Türkiye, 14 Ekim akşamı Bartın’da yaşanan maden faciasıyla sarsıldı…
Acı olayın akabinde gelen ayrıntılar yürekleri dağlamaya devam ediyor.
Türkiye Taşkömürü Kurumu Amasra Kurum Müdürlüğü’ne ilişkin ocaktaki grizu faciasında 41 kişi hayatını kaybetmiş, 11 kişi ise yaralanmıştı.
Saatler süren umutlu bekleyiş, yerini feryatlara bıraktı.
24 Ekim’de 39 yaşına girecekti…
Olayda hayatını kaybeden 13 yıllık madenci, 2 çocuk babası Öner Yıldız’ın cenazesi, evvelki gün memleketi Karabük’ün Safranbolu ilçesi Konarı köyünde toprağa verildi.
Emekli madenci İsmail Yıldız, 24 Ekim’de 39 yaşına girecek olan oğlunun Türk bayrağına sarılı tabutu başında gözyaşı döktü.

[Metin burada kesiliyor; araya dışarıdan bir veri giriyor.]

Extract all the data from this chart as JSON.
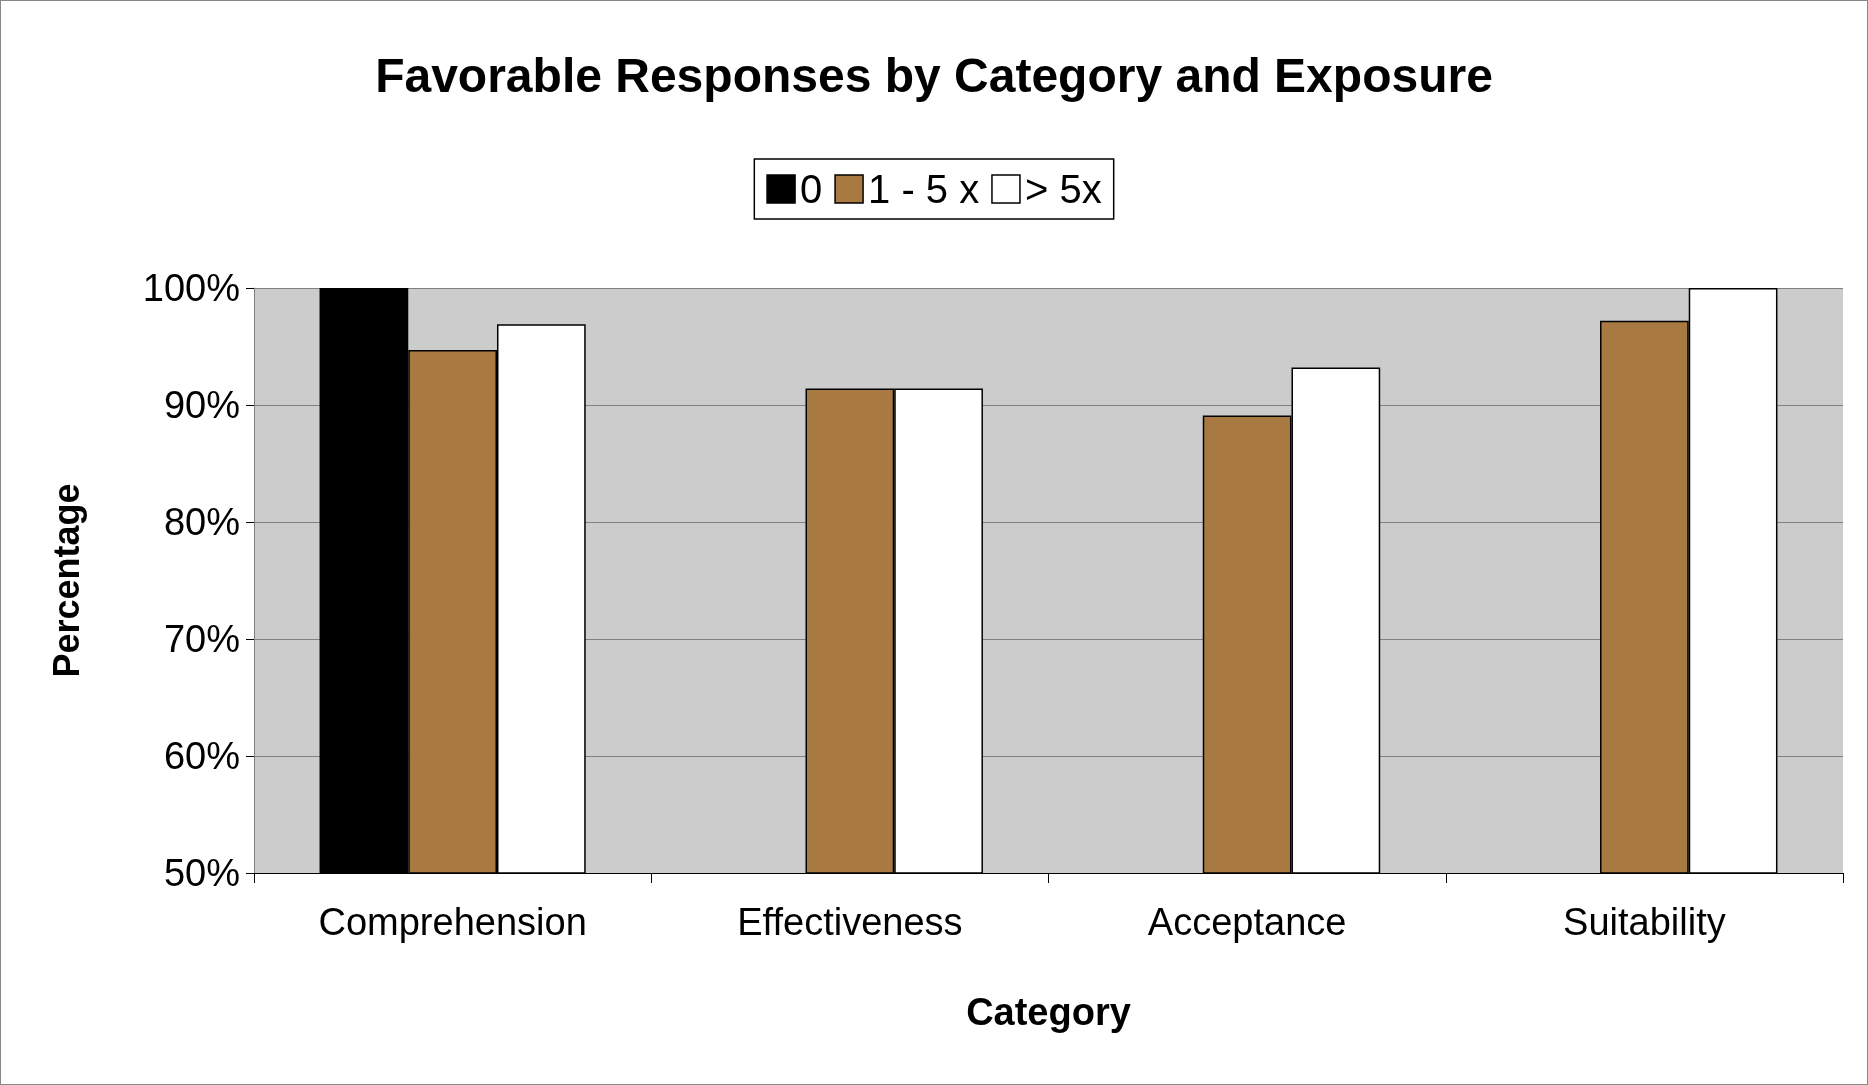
{
  "chart_data": {
    "type": "bar",
    "title": "Favorable Responses by Category and Exposure",
    "xlabel": "Category",
    "ylabel": "Percentage",
    "categories": [
      "Comprehension",
      "Effectiveness",
      "Acceptance",
      "Suitability"
    ],
    "series": [
      {
        "name": "0",
        "color": "#000000",
        "values": [
          100,
          null,
          null,
          null
        ]
      },
      {
        "name": "1 - 5 x",
        "color": "#a87941",
        "values": [
          94.7,
          91.4,
          89.1,
          97.2
        ]
      },
      {
        "name": "> 5x",
        "color": "#ffffff",
        "values": [
          96.9,
          91.4,
          93.2,
          100
        ]
      }
    ],
    "ylim": [
      50,
      100
    ],
    "yticks": [
      {
        "value": 50,
        "label": "50%"
      },
      {
        "value": 60,
        "label": "60%"
      },
      {
        "value": 70,
        "label": "70%"
      },
      {
        "value": 80,
        "label": "80%"
      },
      {
        "value": 90,
        "label": "90%"
      },
      {
        "value": 100,
        "label": "100%"
      }
    ],
    "grid": "y",
    "legend": "top"
  }
}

Faciayı televizyondan öğrendi
DHA’nın transferine nazaran; Amasra’da maden ocağında 1992 yılında yaşanan grizu kazasından sağ kurtulan baba İsmail Yıldız, faciayı televizyon izlerken öğrendiğini söyledi.
“Benim vaktimde da grizu faciası oldu”
Arkadaşlarının arayıp oğlunu sorduğunu belirten Yıldız, “Arkadaşları bizi aradı. Ben görüşmeye başladıktan sonra arkadaşları bana Öner’i sordu. Ben de ‘4 vardiyasına gidecekti’ dedim. Ben de apar topar meskenden çıktım, baca ağzına gittim. Orada çok araştırdım. Kimi ‘çıktı’ dediler, kimisi ‘hastanede’ dedi. Ben esasen 2003 yılında tıpkı madenden emekli oldum. Ben o madende 20 yıl çalıştım. Benim vaktimde da grizu faciası oldu. 1992 yılında 00.00-08.00 vardiyasında yaşandı olay, 5 arkadaşımız hayatını kaybetmişti grizu patladığı için. Ben de ocaktaydım lakin o kadar şiddetli bir patlama yaşanmadı. Kömür üretiminin yapıldığı yerde çalışan arkadaşlarımız hayatını kaybetti. 1992 yılında eksi 300 kotunda patlama oluyor, ben de artı 100 kotundaydım. Lakin hiçbir patlama sesini duymadım.” dedi.
“Anladım her şeyi fakat iş işten geçmişti”
Oğlunu göremeyince umutlandıklarını tabir eden Yıldız, “30 yıl evvel ben yaşadım, artık oğlum yaşadı lakin gitti. Bu acı çok sıkıntı durum. Evvelki gün yaşanan kazada, ben kuyu başına gidince madende çıkan arkadaşlarına ve öbür madencilere oğlumu sorduğumda ‘İsmail Abi sen bilirsin, sen eski madencisin’ dediler bana. ‘Eyvah’ dedim ben, ne olduğunu anladım fakat çocuklarıma dahi söyleyemedim. Anladım her şeyi ancak iş işten geçmişti, yapacak hiçbir şey yoktu. Ancak Öner’i görmeyince bir umut besledik. ‘Bir boşlukta kaldıysa’ dedim, ‘aralarda bazen bunlar oluyor’ dedim ancak tekrar de ‘bu iş tamam’ dedim. Bizimkiler son 14 kişinin içindeydi. Oğlum köyünü çok severdi. Biz de Karabük Safranbolu Konarı köyüne defnettik. Ölen madencilerimize rahmet, yaralı arkadaşlarımıza acil şifalar dilerim.” diyerek gözyaşlarına boğuldu.